What sucks the most about a smartphone? Its battery, of course. The LCD display, GPS and poor power management by the apps contribute to major sucking up for smartphones battery. A sucky smartphone battery might be a thing of past if the UCLA researchers have their way. I really hope they do. UCLA’s new polarizer equipped smartphone with LCD screen can harvest ambient light energy, sunlight and the backlight of the phone to charge itself.
Researchers at UCLA Henry Samueli School of Engineering and Applied Science have found a way to equip smartphones with photovoltaic polarizer’s which act as the harvester from various energy sources. Polarizing organic photovoltaic is a 3-in-1 device which acts as a polarizer, photovoltaic device and as a photovoltaic panel (for sunlight and ambient light).
Polarizing organic photovoltaic is to smartphones what drinking recycled piss is to humans.
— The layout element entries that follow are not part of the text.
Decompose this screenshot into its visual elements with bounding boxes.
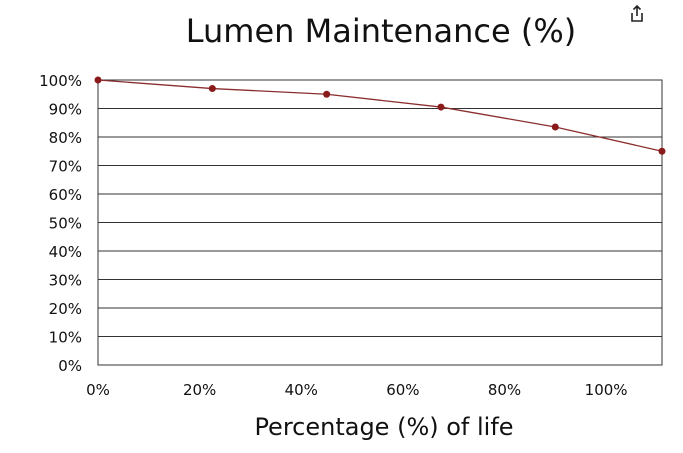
data-point: [551, 123, 559, 131]
y-tick-label: 70%: [49, 158, 82, 176]
y-axis-ticks: 0% 10% 20% 30% 40% 50% 60% 70% 80% 90% 100%: [39, 72, 82, 375]
x-tick-label: 60%: [386, 381, 419, 399]
y-tick-label: 80%: [49, 129, 82, 147]
y-tick-label: 20%: [49, 300, 82, 318]
x-tick-label: 20%: [183, 381, 216, 399]
y-tick-label: 10%: [49, 329, 82, 347]
x-tick-label: 40%: [285, 381, 318, 399]
data-point: [658, 147, 666, 155]
x-axis-ticks: 0% 20% 40% 60% 80% 100%: [86, 381, 627, 399]
x-axis-label: Percentage (%) of life: [254, 413, 513, 441]
share-button[interactable]: [625, 2, 649, 26]
y-tick-label: 40%: [49, 243, 82, 261]
x-tick-label: 100%: [585, 381, 628, 399]
data-point: [94, 76, 102, 84]
y-tick-label: 30%: [49, 272, 82, 290]
share-icon: [631, 4, 643, 22]
y-tick-label: 60%: [49, 186, 82, 204]
chart-title: Lumen Maintenance (%): [186, 12, 576, 50]
y-tick-label: 90%: [49, 101, 82, 119]
x-tick-label: 0%: [86, 381, 110, 399]
x-tick-label: 80%: [488, 381, 521, 399]
data-point: [208, 85, 216, 93]
y-tick-label: 0%: [58, 357, 82, 375]
grid-lines: [97, 79, 663, 366]
y-tick-label: 100%: [39, 72, 82, 90]
y-tick-label: 50%: [49, 215, 82, 233]
data-point: [323, 90, 331, 98]
data-point: [437, 103, 445, 111]
series-lumen: [94, 76, 666, 155]
series-line: [97, 79, 663, 152]
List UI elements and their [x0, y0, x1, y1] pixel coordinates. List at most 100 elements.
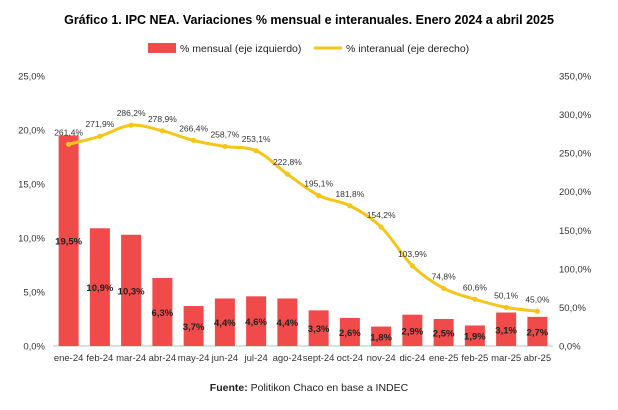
line-value-label: 60,6% [463, 282, 488, 292]
chart-title: Gráfico 1. IPC NEA. Variaciones % mensua… [64, 13, 554, 27]
bar-value-label: 2,6% [339, 328, 361, 339]
bar [277, 298, 298, 346]
line-point [378, 224, 384, 230]
bars [58, 135, 548, 346]
x-tick-label: jun-24 [211, 353, 238, 364]
bar [246, 296, 267, 346]
bar [58, 135, 79, 346]
x-tick-label: oct-24 [337, 353, 363, 364]
line-value-label: 103,9% [398, 249, 427, 259]
line-value-label: 261,4% [54, 127, 83, 137]
x-tick-label: feb-24 [86, 353, 113, 364]
line-value-label: 271,9% [85, 119, 114, 129]
bar [152, 277, 173, 346]
x-tick-label: abr-25 [524, 353, 551, 364]
line-point [66, 141, 72, 147]
y-right-tick-label: 0,0% [559, 342, 581, 353]
bar-value-label: 2,7% [527, 327, 549, 338]
line-value-label: 286,2% [117, 108, 146, 118]
line-point [503, 304, 509, 310]
line-value-label: 258,7% [210, 129, 239, 139]
x-tick-label: dic-24 [399, 353, 425, 364]
bar [464, 325, 485, 346]
line-value-label: 74,8% [432, 271, 457, 281]
bar-value-label: 1,9% [464, 332, 486, 343]
line-value-label: 278,9% [148, 114, 177, 124]
bar-value-label: 3,1% [495, 325, 517, 336]
legend-label-line: % interanual (eje derecho) [346, 43, 469, 55]
y-left-tick-label: 5,0% [23, 288, 45, 299]
y-right-tick-label: 350,0% [559, 72, 592, 83]
x-axis-ticks: ene-24 feb-24 mar-24 abr-24 may-24 jun-24 jul-… [54, 353, 551, 364]
y-right-tick-label: 150,0% [559, 226, 592, 237]
line-path [68, 123, 538, 313]
x-tick-label: may-24 [178, 353, 210, 364]
bar-value-label: 4,4% [214, 318, 236, 329]
source-note: Fuente: Politikon Chaco en base a INDEC [210, 382, 409, 394]
bar [183, 306, 204, 346]
y-left-tick-label: 15,0% [18, 180, 45, 191]
bar [339, 317, 360, 346]
x-tick-label: nov-24 [367, 353, 396, 364]
bar [433, 319, 454, 346]
bar-value-label: 10,9% [86, 283, 113, 294]
line-point [97, 133, 103, 139]
source-label: Fuente: [210, 382, 248, 394]
line-value-label: 266,4% [179, 123, 208, 133]
y-left-tick-label: 25,0% [18, 72, 45, 83]
line-point [159, 128, 165, 134]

There is no shortage of products which can be charged using solar energy. We have seen a tablet from India’s BEL, Umeox Apollo, Toshiba eReader and iSlate. What separates the UCLA concept from the rest is its ability to use the backlight of the phone along with sunlight and ambient light.
current LCD polarizers are inefficient, the researchers said. A device’s backlight can consume 80 to 90 percent of the device’s power. But as much as 75 percent of the light generated is lost through the polarizers. A polarizing organic photovoltaic LCD could recover much of that unused energy. (UCLA)
We have seen quite a few concepts like a flexible screen, phone being charged with just voice and an imaginary phone. Of all the concepts we have seen so far, a self-charging smartphone sounds the most exciting and the most useful.